字符串类型字段末尾有空格匹配问题

现象:如果字段的值末尾有空格,那么在根据这个字段去查询时,会出现“不精确”的匹配,去掉了末尾的空格。

查了下MySQL的文档,原来是取决于MySQL的collation规则,当然也和MySQL的版本相关。

针对MySQL 5.7以及之前的版本(https://dev.mysql.com/doc/refman/5.7/en/char.html),是这样的:

All MySQL collations are of type PAD SPACE. This means that all CHAR, VARCHAR, and TEXT values are compared without regard to any trailing spaces. “Comparison” in this context does not include the LIKE pattern-matching operator, for which trailing spaces are significant. This is true for all MySQL versions, and is not affected by the server SQL mode.

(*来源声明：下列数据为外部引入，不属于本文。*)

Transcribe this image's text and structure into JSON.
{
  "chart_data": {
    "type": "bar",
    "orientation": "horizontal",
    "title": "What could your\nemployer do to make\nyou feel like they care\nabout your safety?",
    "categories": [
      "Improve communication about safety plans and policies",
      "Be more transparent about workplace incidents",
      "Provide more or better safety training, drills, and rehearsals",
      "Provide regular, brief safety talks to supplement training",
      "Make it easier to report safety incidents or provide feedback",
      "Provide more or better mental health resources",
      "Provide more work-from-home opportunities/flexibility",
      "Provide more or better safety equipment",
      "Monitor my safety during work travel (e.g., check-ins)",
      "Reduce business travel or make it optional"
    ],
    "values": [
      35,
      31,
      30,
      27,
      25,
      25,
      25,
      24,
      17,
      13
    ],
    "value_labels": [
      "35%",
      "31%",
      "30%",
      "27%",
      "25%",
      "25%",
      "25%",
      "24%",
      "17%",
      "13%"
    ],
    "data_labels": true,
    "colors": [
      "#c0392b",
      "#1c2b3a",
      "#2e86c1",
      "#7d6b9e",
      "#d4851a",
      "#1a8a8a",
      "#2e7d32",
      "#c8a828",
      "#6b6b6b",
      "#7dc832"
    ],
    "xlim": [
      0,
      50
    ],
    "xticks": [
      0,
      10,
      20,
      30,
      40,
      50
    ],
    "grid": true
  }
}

也就是说,在5.7版本以及之前的版本,在做查询比较时,CHAR,VARCHAR,TEXT类型的字段,会把末尾的空格去掉再比较,并且无法改变这个规则。如果一定要精确的匹配,可以使用“LIKE”而非“=”。

而针对MySQL 8以及以后版本(https://dev.mysql.com/doc/refman/8.0/en/char.html),则是这样的:

Most MySQL collations have a pad attribute of PAD SPACE. The exceptions are Unicode collations based on UCA 9.0.0 and higher, which have a pad attribute of NO PAD. To determine the pad attribute for a collation, use the INFORMATION_SCHEMA.COLLATIONS table, which has a PAD_ATTRIBUTE column.

在MySQL 8之后,部分collation可以支持选择NO PAD,也就是说可以选择不忽略末尾的空格再比较。

在MySQL的系统表(INFORMATION_SCHEMA.COLLATIONS)中,可以查询PAD_ATTRIBUTE列的值,来查看不同的collation对应的规则。

比如在MySQL 8的版本(5.7以及以下不存在PAD_ATTRIBUTE列,执行会报找不到列)中执行如下SQL:

SELECT COLLATION_NAME, PAD_ATTRIBUTE FROM INFORMATION_SCHEMA.COLLATIONS WHERE COLLATION_NAME LIKE 'utf8mb4_bin';

会显示两个结果:

+---------------------+---------------------+
| COLLATION_NAME   | PAD_ATTRIBUTE |
+---------------------+---------------------+
| utf8mb4_bin      | PAD SPACE |
+---------------------+---------------------+
| utf8mb4_0900_bin | NO PAD |
+---------------------+---------------------+

所以,可以通过修改字符集的COLLATION来实现对末尾空格处理逻辑。当然,采用LIKE匹配也可以实现精确匹配的效果。

由于处理末尾的规则不一样,所以当使用PAD SPACE规则时,如果该列有唯一性约束,那么通过末尾增加空格来区分两个值也是行不通的。

For those cases where trailing pad characters are stripped or comparisons ignore them, if a column has an index that requires unique values, inserting into the column values that differ only in number of trailing pad characters will result in a duplicate-key error. For example, if a table contains ‘a’, an attempt to store ‘a ‘ causes a duplicate-key error.

大小写匹配问题

这个其实也是跟库表的COLLATION相关的。按照COLLATION的命名规则(https://dev.mysql.com/doc/refman/5.7/en/charset-collation-names.html), 带有ci后缀的那些COLLATION是忽略大小写的(Case Insensitive)。

可以通过执行

SELECT * FROM INFORMATION_SCHEMA.COLLATIONS

查看字符集与其对应的COLLATON列表。